O bicho estava no visor, partido em quatro pelo retículo, o avião ganhava altura e despenhava-se sobre ele num frenesi desesperado, alongando o focinho raivoso enquanto semeava estrondos na paisagem. As armas espirravam frenéticas e ninguém podia perceber onde iam parar as putas das balas, o bicho estava no visor e continuava aos saltos provocantes no capim, se prolongarmos aqui a picada um segundo talvez nos não escape, um só segundo e resgatamos o pundonor, mais um segundo e Gaspar sente o avião a afundar-se no capim, sente-o a pentear os arbustos com o rebordo grosso das asas, sente-o a rasgar a barriga no mato rasteiro, o bicho fugiu do visor e parou de saltar quando um trovão lhe desabou no espinhaço e o matou.

Gaspar viu também a morte que ali estava. Puxou o avião para o ar antes da viseira partida lhe ter rasgado os olhos, antes de o capacete se estilhaçar contra os ferros da carlinga, viu a morte e execrou-a num clarão de raiva, e logo se deixou inundar por uma indescritível renúncia, quase mística, quase doce, aquela morte era distinta e inelutável.
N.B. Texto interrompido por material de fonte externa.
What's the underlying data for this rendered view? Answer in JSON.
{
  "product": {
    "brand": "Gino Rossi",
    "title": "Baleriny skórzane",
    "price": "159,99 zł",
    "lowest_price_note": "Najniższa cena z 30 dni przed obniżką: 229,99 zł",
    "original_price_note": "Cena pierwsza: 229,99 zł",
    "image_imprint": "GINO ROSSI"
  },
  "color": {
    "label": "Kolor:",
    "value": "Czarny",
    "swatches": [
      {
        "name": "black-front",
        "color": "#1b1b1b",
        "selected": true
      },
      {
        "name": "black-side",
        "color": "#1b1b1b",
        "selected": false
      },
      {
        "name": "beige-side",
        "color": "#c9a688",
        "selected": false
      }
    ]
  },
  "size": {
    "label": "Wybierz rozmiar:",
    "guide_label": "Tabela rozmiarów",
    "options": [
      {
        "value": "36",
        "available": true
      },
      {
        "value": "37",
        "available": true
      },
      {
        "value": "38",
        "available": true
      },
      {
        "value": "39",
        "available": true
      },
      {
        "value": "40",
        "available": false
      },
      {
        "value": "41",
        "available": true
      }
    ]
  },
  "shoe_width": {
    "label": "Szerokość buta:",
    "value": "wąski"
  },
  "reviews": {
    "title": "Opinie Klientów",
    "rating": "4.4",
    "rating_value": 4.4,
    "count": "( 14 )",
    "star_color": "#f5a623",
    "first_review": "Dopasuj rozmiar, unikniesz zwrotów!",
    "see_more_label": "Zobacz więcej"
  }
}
Caiu sobre ele um manto escuro de aniquilamento, perdeu a consciência por força da violenta pancada na cabeça e já não assistiu à derrocada restante, nunca chegará a perceber como saiu vivo daquilo. (Cont.)

quinta-feira, 31 de outubro de 2024

As Aves 3-7

Foi gente igualzinha a esta que uma bela manhã do Congo acordou trinchada à catanada, como os porcos antigos das aldeias, pelo desespero de bandos de africanos, fartos das mentiras do branco, fartos das vilanias do branco, fartos da opressão do branco. Fingindo-se virgens ofendidas, os governantes de Lisboa puseram-se a gritar que estava em perigo o terreiro sagrado da desmoronada sé de Salvador do Congo, enquanto brancos e pretos se afogavam num abismo de pânico e de sangue, a que nenhum irá sobreviver. Cegos e surdos ao correr do mundo, os governantes de Lisboa puseram-se a embarcar à pressa batalhões para Angola, a ver se restauravam a soberania.
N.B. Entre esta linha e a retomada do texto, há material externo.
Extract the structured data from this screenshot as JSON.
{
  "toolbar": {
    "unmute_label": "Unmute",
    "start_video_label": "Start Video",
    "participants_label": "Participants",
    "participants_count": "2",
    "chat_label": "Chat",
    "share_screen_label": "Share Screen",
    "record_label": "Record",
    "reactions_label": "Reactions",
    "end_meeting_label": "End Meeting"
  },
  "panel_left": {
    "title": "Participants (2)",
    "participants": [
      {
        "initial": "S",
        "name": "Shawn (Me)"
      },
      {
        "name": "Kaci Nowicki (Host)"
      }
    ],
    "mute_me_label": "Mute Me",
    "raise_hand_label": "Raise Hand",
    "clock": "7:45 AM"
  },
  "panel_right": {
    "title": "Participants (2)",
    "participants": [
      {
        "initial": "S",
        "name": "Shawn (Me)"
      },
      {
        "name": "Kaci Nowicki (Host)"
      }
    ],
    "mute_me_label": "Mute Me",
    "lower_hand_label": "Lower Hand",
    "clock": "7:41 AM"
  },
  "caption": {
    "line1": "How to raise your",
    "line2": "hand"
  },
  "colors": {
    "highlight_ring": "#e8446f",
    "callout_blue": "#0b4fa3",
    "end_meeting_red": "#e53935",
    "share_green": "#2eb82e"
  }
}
Assim caída no sertão, entre forças que mal conhece, a tropa acabará dilacerada entre um vento de ódio que cega, e o medo que entorpece. Ora a presença dum inimigo é o único antídoto contra o medo, toda a gente sabe isso. Mas aqui, em lugar de inimigo, tudo quanto existe é o areal movediço dum imenso embuste, onde qualquer um vai matar para não morrer. E, entre este que é soldado e aquele que se tornou num assassino, vai um passo mal medido. Despejaram-se bombas de napalm sobre multidões de negros atraídos aos largos das igrejas, e os bandos que vinham atacar os povoados, com zagaias e trabucos feitos à mão, eram recebidos à metralhadora, eram dizimados à granada. E os prisioneiros, quando levados ao interrogatório, acabavam assassinados à facada, com o sabre-baioneta a enterrar-se lentamente na carne, à procura de caminho para um órgão vital.

Desde cedo se tornou a tropa um motivo de desprezo dos brancos, culpada de todos os males. E os políticos dementes de Lisboa, que sacrificavam a interesses velados a vida de milhões de criaturas, cedo demais começaram a cantar a sua vitória, o que lhes ficou nas mãos não foi uma pátria restaurada, mas um cadáver a apodrecer. O Congo inteiro transformou-se em terra de ninguém, restaram as picadas que o capim havia de engolir, restaram os destroços das casas que as chuvas foram arrastando para o rio, restou este grito sufocado das plantações abandonadas, que o mato depressa reclamou. Erguidos na paisagem, cercados de trincheiras e toscas torres de vigia, ficaram apenas os barracões de madeira das guarnições de quadrícula, na esperança de que se mantivessem de pé enquanto a loucura durasse.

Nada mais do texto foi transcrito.